Pour les mouvements anti-avortement, c’est une bataille gagnée mais la guerre est loin d’être achevée. Il faut rappeler que le 22 Janvier 1973, dans un arrêt historique dit « Roe v. Wade », la Cour Suprême américaine reconnaissait aux femmes le droit de disposer de leur corps en vertu du 14ième amendement de la constitution. L’adoption d’une loi anti-avortement dans l’Alabama s’impose ainsi comme une restriction à l’application dudit amendement. Par ailleurs, la Sénatrice républicaine assure par ces propos rapportés par nos confrères du quotidien Le Monde que « Mon objectif est de revenir sur Roe v. Wade, et que les décisions en la matière relèvent des Etats ». La stratégie est donc ainsi tracée: « il faut renverser cette loi au niveau de l’instance juridictionnelle la plus haute du pays afin de donner une nouvelle orientation quant au fait de disposer de son corps aux Etats -Unis en ce qui concerne les femmes ».

Dans l’Amérique de Donald Trump les militants et élus pro-vie ont le vent en poupe. Un regain de l’influence des conservateurs sur les questions sociétales qui ne va pas sans résistances et controverses.

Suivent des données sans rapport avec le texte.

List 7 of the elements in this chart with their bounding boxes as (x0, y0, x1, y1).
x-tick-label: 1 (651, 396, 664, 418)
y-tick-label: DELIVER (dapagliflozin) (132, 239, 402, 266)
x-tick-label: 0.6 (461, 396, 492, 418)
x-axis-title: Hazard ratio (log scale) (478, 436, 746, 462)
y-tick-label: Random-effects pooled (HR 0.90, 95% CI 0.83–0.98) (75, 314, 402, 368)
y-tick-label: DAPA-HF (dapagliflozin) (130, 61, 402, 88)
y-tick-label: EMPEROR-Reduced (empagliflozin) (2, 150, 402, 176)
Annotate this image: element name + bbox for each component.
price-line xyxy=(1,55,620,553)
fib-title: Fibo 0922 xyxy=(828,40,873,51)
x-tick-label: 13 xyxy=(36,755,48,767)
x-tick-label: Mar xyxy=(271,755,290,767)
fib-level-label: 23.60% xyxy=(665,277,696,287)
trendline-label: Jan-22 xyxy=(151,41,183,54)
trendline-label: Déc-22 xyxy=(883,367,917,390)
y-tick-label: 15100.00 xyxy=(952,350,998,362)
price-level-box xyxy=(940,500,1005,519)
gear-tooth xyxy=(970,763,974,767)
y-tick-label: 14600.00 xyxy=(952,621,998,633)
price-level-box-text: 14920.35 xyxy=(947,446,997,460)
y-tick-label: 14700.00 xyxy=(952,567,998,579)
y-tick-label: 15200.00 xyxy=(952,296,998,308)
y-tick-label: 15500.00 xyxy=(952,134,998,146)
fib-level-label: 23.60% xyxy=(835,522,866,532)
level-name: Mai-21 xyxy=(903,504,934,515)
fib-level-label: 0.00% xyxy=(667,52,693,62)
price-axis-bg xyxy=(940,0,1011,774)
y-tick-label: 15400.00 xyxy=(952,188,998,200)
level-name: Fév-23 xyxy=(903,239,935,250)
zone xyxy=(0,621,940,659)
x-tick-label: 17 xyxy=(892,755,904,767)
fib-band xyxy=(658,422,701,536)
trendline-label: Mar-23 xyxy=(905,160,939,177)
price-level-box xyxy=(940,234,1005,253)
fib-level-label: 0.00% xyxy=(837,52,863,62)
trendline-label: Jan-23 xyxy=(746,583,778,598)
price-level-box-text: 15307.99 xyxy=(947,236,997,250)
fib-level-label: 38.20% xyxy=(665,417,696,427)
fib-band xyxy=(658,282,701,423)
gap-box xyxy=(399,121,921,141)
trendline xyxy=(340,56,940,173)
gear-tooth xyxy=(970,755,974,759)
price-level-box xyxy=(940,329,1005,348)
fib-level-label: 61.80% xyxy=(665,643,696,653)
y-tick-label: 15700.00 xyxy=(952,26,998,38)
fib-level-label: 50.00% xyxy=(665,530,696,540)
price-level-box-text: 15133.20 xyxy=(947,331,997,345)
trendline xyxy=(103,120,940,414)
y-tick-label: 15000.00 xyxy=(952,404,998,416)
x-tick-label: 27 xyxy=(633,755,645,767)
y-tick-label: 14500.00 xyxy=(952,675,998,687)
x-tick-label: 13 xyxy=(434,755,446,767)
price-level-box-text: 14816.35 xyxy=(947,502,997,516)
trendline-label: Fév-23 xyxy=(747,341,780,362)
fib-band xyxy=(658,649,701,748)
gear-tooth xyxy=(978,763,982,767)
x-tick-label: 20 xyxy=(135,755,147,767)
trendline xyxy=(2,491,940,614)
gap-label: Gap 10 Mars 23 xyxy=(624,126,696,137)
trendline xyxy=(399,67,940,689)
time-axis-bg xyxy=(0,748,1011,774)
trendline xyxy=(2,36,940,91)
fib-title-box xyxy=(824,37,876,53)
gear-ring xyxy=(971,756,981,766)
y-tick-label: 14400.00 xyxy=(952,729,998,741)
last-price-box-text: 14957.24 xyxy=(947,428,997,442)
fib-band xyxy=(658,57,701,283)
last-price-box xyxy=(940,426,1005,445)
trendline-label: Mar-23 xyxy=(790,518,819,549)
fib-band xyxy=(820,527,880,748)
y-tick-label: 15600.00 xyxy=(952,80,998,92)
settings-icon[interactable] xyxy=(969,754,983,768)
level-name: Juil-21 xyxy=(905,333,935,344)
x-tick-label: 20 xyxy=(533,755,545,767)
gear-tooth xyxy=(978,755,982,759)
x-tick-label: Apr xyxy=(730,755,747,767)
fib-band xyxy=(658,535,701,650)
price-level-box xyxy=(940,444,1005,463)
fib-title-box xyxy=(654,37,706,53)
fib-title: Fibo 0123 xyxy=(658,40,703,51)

Dans le camp des élus démocrates cette manœuvre offensive des républicains  a suscité plusieurs réactions. Ainsi, le candidat à l’investiture démocrate pour la présidentielle de 2020,  Joe Biden, ancien vice-Président de Barack Obama, y voit le torpillage de l’arrêt de 1973, affirmant que le choix d’avorter « devait rester entre une femme et son médecin » (source HuffPost). l’ex Secrétaire d’Etat Hillary Clinton, battue par Donald Trump à la présidentielle de 2016  quant à elle affirme selon le HuffPost qu’ « aucune de nous ne devait accepter un avenir dans lequel nos filles et nos petites-filles auront moins de droit que nous n’en avons eu ».

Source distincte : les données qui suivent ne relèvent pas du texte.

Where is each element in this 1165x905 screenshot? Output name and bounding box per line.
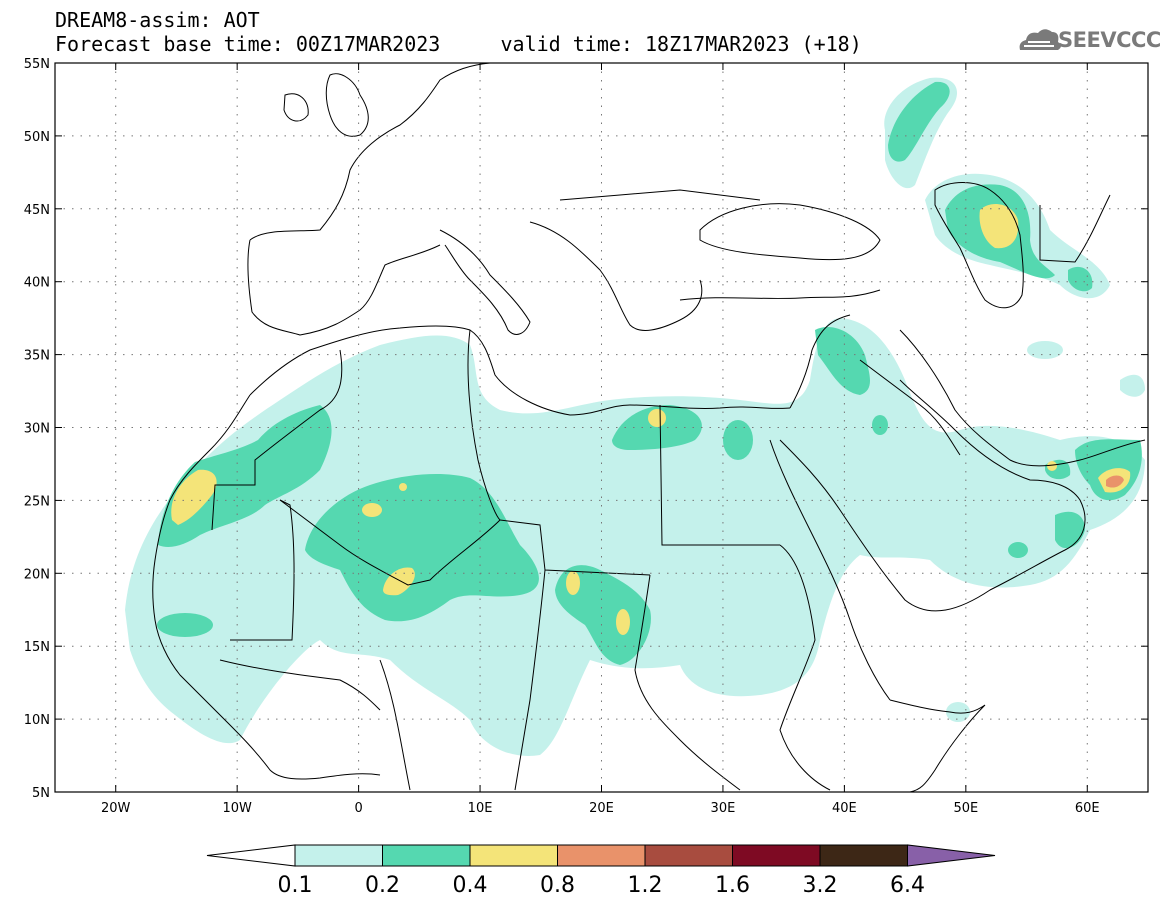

Cette polémique autour du droit à l’avortement présage encore d’intenses débats sur la question. Dans une Amérique de plus en plus fracturée par les débats de sociétés rien ne ferra sans une « conversion politique et citoyenne » pour la cause de la Vie. Aussi longtemps que les luttes idéologiques avec leur dose d’hypocrisie domineront les causes politiques, la question du droit de l’innocent à la vie sera toujours l’objet de tous les divisions. Si avec l’adoption de la loi anti-IVG, l’Alabama ouvre la voie à la reconnaissance universelle du droit à la vie de l’enfant innocent en pleine formation, rien n’est encore définitivement acquis. Bien que la voie parait déblayer pour les mouvements anti-avortement, du fait de la solide base politique conservatrice du Président  Trump, et surtout de l’influence du Juge en Chef de la Cour Suprême Brett Kavanaugh, lui même issu du parti républicain, rien n’indique d’avance avec certitude l’orientation que prendra cette bataille idéologique sur la scène politique dans les prochains jours.